We can’t wait for a great and statesmanlike legislator to come along. We’ve got to make do with the poor saps (the original draft of this post used stronger language) we’ve got. As the old Magic 8 Ball used to put it, outlook not so good.

2 comments… add one
  • Dave,

    Another good post. I would add that I’m increasing seeing this in terms of a generational conflict. Your criticism of the Ryan plan is on target, but there’s more to it than that – since the Boomers will be locked-in to the existing Medicare system, later generations will not only have to save more for themselves to cover shortfalls in the Ryan plan, but will also be paying for the Boomer’s medicare at the same time. The problem is, I don’t see many alternatives and I think Gen X, Y and probably Z are going to get screwed with what amounts to paying double whether it’s the Ryan plan or something else. The boomers will get their medicare no matter what it costs – they have the political muscle to ensure that – the question is how can the post-boomer generations pay for that and save as well. No easy solutions I’m afraid and it’s only going to get worse since health-care cost growth isn’t going down anytime soon.

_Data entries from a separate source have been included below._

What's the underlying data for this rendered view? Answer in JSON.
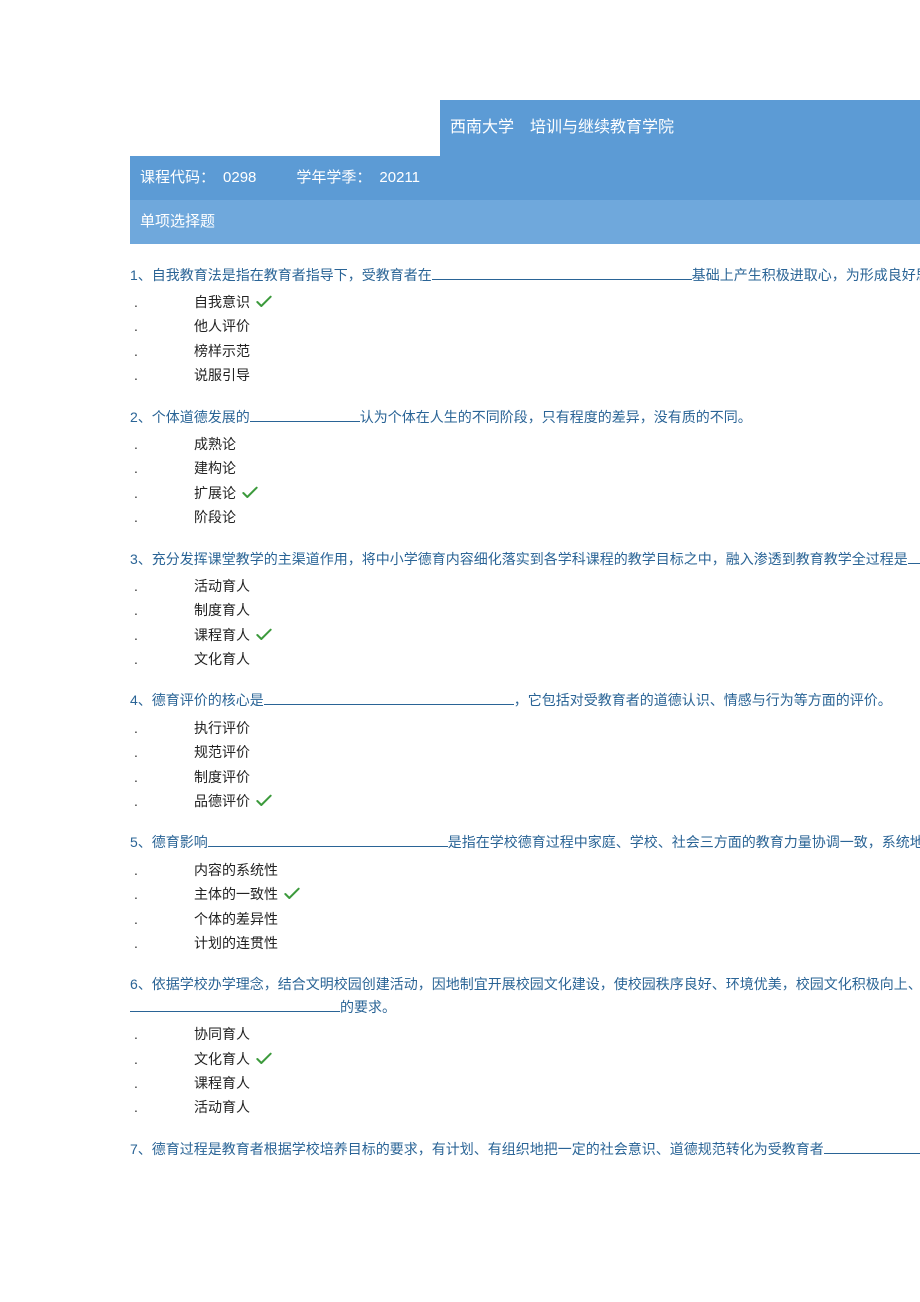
{
  "header": {
    "institution": "西南大学　培训与继续教育学院"
  },
  "info": {
    "course_code_label": "课程代码：",
    "course_code": "0298",
    "semester_label": "学年学季：",
    "semester": "20211"
  },
  "section_title": "单项选择题",
  "bullet": ".",
  "questions": [
    {
      "num": "1、",
      "pre": "自我教育法是指在教育者指导下，受教育者在",
      "post": "基础上产生积极进取心，为形成良好思想品德而",
      "blank_width": 260,
      "options": [
        "自我意识",
        "他人评价",
        "榜样示范",
        "说服引导"
      ],
      "correct": 0
    },
    {
      "num": "2、",
      "pre": "个体道德发展的",
      "post": "认为个体在人生的不同阶段，只有程度的差异，没有质的不同。",
      "blank_width": 110,
      "options": [
        "成熟论",
        "建构论",
        "扩展论",
        "阶段论"
      ],
      "correct": 2
    },
    {
      "num": "3、",
      "pre": "充分发挥课堂教学的主渠道作用，将中小学德育内容细化落实到各学科课程的教学目标之中，融入渗透到教育教学全过程是",
      "post": "",
      "blank_width": 12,
      "options": [
        "活动育人",
        "制度育人",
        "课程育人",
        "文化育人"
      ],
      "correct": 2
    },
    {
      "num": "4、",
      "pre": "德育评价的核心是",
      "post": "，它包括对受教育者的道德认识、情感与行为等方面的评价。",
      "blank_width": 250,
      "options": [
        "执行评价",
        "规范评价",
        "制度评价",
        "品德评价"
      ],
      "correct": 3
    },
    {
      "num": "5、",
      "pre": "德育影响",
      "post": "是指在学校德育过程中家庭、学校、社会三方面的教育力量协调一致，系统地发",
      "blank_width": 240,
      "options": [
        "内容的系统性",
        "主体的一致性",
        "个体的差异性",
        "计划的连贯性"
      ],
      "correct": 1
    },
    {
      "num": "6、",
      "pre": "依据学校办学理念，结合文明校园创建活动，因地制宜开展校园文化建设，使校园秩序良好、环境优美，校园文化积极向上、",
      "post": "",
      "blank_width": 0,
      "suffix_line": "的要求。",
      "suffix_blank_width": 210,
      "options": [
        "协同育人",
        "文化育人",
        "课程育人",
        "活动育人"
      ],
      "correct": 1
    },
    {
      "num": "7、",
      "pre": "德育过程是教育者根据学校培养目标的要求，有计划、有组织地把一定的社会意识、道德规范转化为受教育者",
      "post": "",
      "blank_width": 100,
      "options": [],
      "correct": -1
    }
  ]
}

  • The solutions that work will have to be implemented in the broader culture rather than solely through policy.

    The days of seniors living on their own and apart from their adult children are going to have to end, for most seniors. It takes less money to support a senior when they are living with their children than when they are living independently and I’m not just referring to SS checks being used for paying for rent/mortgage, utilities, taxes, etc but also for nurses who come by on home visits to see how the infirm are doing in their home and other forms of community support.

    The old adage of the best retirement program being having lots of children is going to be ringing more true in the coming years.

    Loss of liberty, loss of mobility, and for women, more eldercare will reduce their own career opportunities. Freedom and liberty bought on other people’s dimes are not sustainable in our society.

    Then there is the issue of immigrants, and even citizens, who don’t pull their weight. For some the solution is simple – deport those who don’t have a legal right to stay in the US. For others the solutions are more difficult to craft but necessity is often the mother of invention. For some the financial calculation is easy – the expected lifetime benefits exceed the expected lifetime revenue or expected lifetime economic contribution, so as with employee buy-outs, there will be a threshold at which citizenship buy-outs would make sense. Here’s a lump-sum of $80,000 if you go and live in Mexico or Morocco or where ever. The lifestyle that can be purchased in a 3rd world country would be greater than the lifestyle one is living in the US.

    At the most fundamental level, way before we get to tax policy, the prosperity of a nation is dependent on the productivity of its people and the higher we can raise the mean level of productivity and the smaller we can make variance on the left side of the curve, the more prosperous the nation can become. We’re not really paying sufficient attention to this dynamic.

    As for the tax increases that many want to accompany the spending reductions, OK, I’ll go along with that, not because it’s good policy (Hauser’s Law) but for symbolism – there has to be sacrifice on both sides even though raising taxes will simply reduce economic growth and not raise additional revenue, I think we’ll just have to accept that the symbolism of sticking it to the rich people is what many on the left really get jazzed about and that’s the price that needs to be paid in order to reduce out of control spending.